The effect of this situation on the researcher needs emphasis. It takes enormous energy to shield one's eyes from seeing what one is actually doing. The expenditure of this energy on the part of individuals is expensive in emotional terms. Ultimately this is the real tragedy, for it reduces the person to a machine.
There is a sort of irony involved, a chilling irony. A fear is often expressed about computers, namely that we will create a machine that is very nearly like a human being. The irony is that we are making human beings, men and women, become more and more like machines. For it is human to find the motive for work, consciously and with conscience and compassion, in the concrete historical and social context in which one lives. When this is not possible human beings are robbed of essential humanity.
The quest for a motive to work befitting human dignity extends from research scientist to factory worker. One might think, for example, that the steel worker, if he were educated to picture the use of the product of his work, would find in the pictures the motivation to work for social good instead of merely for a living. This presumably could be measured in higher quality work and reduced absenteeism. On closer inspection, however, it is doubtful that a look at the actual American context could bring about such motivation. A large percentage of steel manufactured in America is used for nothing but trivia. For example, there are on the order of ten million new automobiles produced in this country every year.

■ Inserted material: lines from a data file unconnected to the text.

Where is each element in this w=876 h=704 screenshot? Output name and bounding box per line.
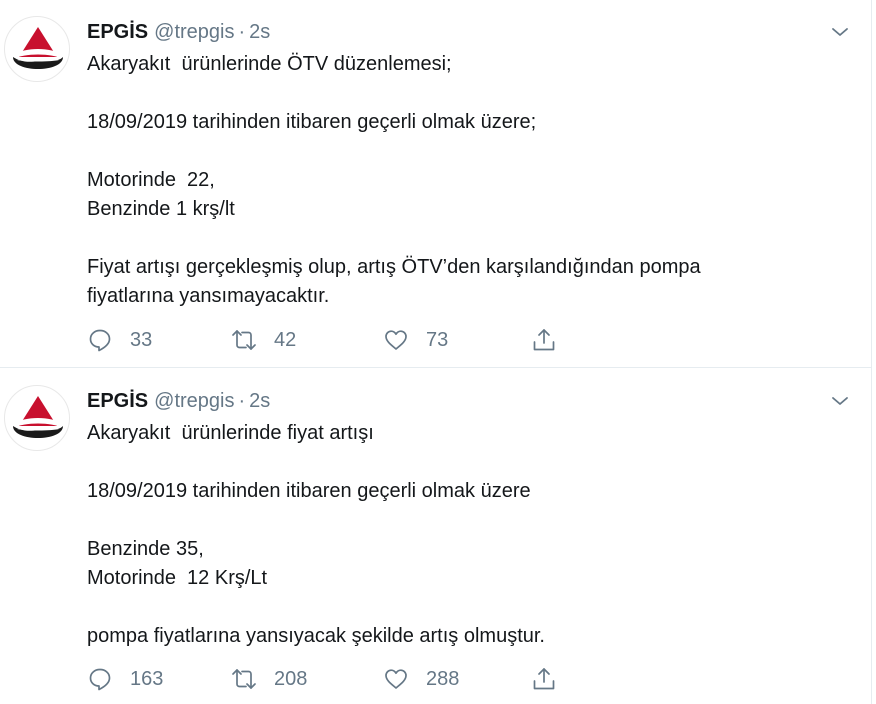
- retweet-icon: [232, 330, 256, 350]
- tweet-text: Akaryakıt ürünlerinde ÖTV düzenlemesi; 1…: [87, 53, 701, 307]
- timestamp[interactable]: 2s: [249, 390, 270, 412]
- retweet-button[interactable]: 42: [231, 325, 296, 355]
- author-handle[interactable]: @trepgis: [154, 21, 234, 43]
- separator: ·: [238, 21, 246, 43]
- share-button[interactable]: [531, 664, 557, 694]
- tweet[interactable]: EPGİS @trepgis · 2s Akaryakıt ürünlerinde Ö…: [0, 0, 872, 368]
- tweet-menu-button[interactable]: [830, 22, 850, 42]
- timeline: EPGİS @trepgis · 2s Akaryakıt ürünlerinde Ö…: [0, 0, 872, 704]
- timestamp[interactable]: 2s: [249, 21, 270, 43]
- share-button[interactable]: [531, 325, 557, 355]
- retweet-count: 42: [274, 328, 297, 351]
- avatar[interactable]: [4, 16, 70, 82]
- chevron-down-icon: [832, 397, 848, 405]
- like-button[interactable]: 288: [383, 664, 459, 694]
- author-name[interactable]: EPGİS: [87, 390, 148, 412]
- tweet-menu-button[interactable]: [830, 391, 850, 411]
- like-count: 73: [426, 328, 449, 351]
- reply-button[interactable]: 33: [87, 325, 152, 355]
- retweet-icon: [232, 669, 256, 689]
- tweet-header: EPGİS @trepgis · 2s: [87, 18, 270, 46]
- tweet-text: Akaryakıt ürünlerinde fiyat artışı 18/09…: [87, 422, 545, 647]
- reply-count: 33: [130, 328, 153, 351]
- retweet-count: 208: [274, 667, 308, 690]
- heart-icon: [385, 330, 407, 350]
- reply-button[interactable]: 163: [87, 664, 163, 694]
- retweet-button[interactable]: 208: [231, 664, 307, 694]
- tweet-actions: 163 208 288: [87, 664, 647, 694]
- tweet[interactable]: EPGİS @trepgis · 2s Akaryakıt ürünlerinde f…: [0, 369, 872, 704]
- chevron-down-icon: [832, 28, 848, 36]
- separator: ·: [238, 390, 246, 412]
- reply-icon: [89, 668, 111, 691]
- share-icon: [533, 668, 555, 690]
- epgis-logo-icon: [13, 27, 63, 69]
- reply-icon: [89, 329, 111, 352]
- author-handle[interactable]: @trepgis: [154, 390, 234, 412]
- author-name[interactable]: EPGİS: [87, 21, 148, 43]
- like-button[interactable]: 73: [383, 325, 448, 355]
- reply-count: 163: [130, 667, 164, 690]
- share-icon: [533, 329, 555, 351]
- like-count: 288: [426, 667, 460, 690]
- tweet-header: EPGİS @trepgis · 2s: [87, 387, 270, 415]
- tweet-actions: 33 42 73: [87, 325, 647, 355]
- avatar[interactable]: [4, 385, 70, 451]
- heart-icon: [385, 669, 407, 689]
- epgis-logo-icon: [13, 396, 63, 438]
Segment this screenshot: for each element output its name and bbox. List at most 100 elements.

If we restricted ourselves to a replacement market without model changes and alterations that are purely cosmetic, then we might easily get by, building, say, half a million cars a year. It is difficult to believe that the steel worker could be proud of his contribution to society if underneath he knew that the car his neighbor bought was unnecessary and that it might have been better to put the resources it required into feeding the 600 million people on the planet who are malnourished.
In a volume to be published subsequently to this one Steiner's concept of “unnecessary production,” i.e., trivia, planned obsolescence, etc., is introduced. With that discussion and much of what is presented in this volume it should be evident that Steiner's ideas will be of interest to those who concern themselves with issues of ecology and stewardship of the earth. In the broader context ecology must also encompass a social dimension, making it a social ecology that considers questions such as right motivation to work. In this sense Steiner's work also relates to the efforts of E.F. Schumacher, who read Steiner, and who tried to introduce us to ideas of appropriate scale and healthy approaches to post industrial society. These connections should help dispel any thought that this volume is dated. Rather, Steiner was far ahead of his time.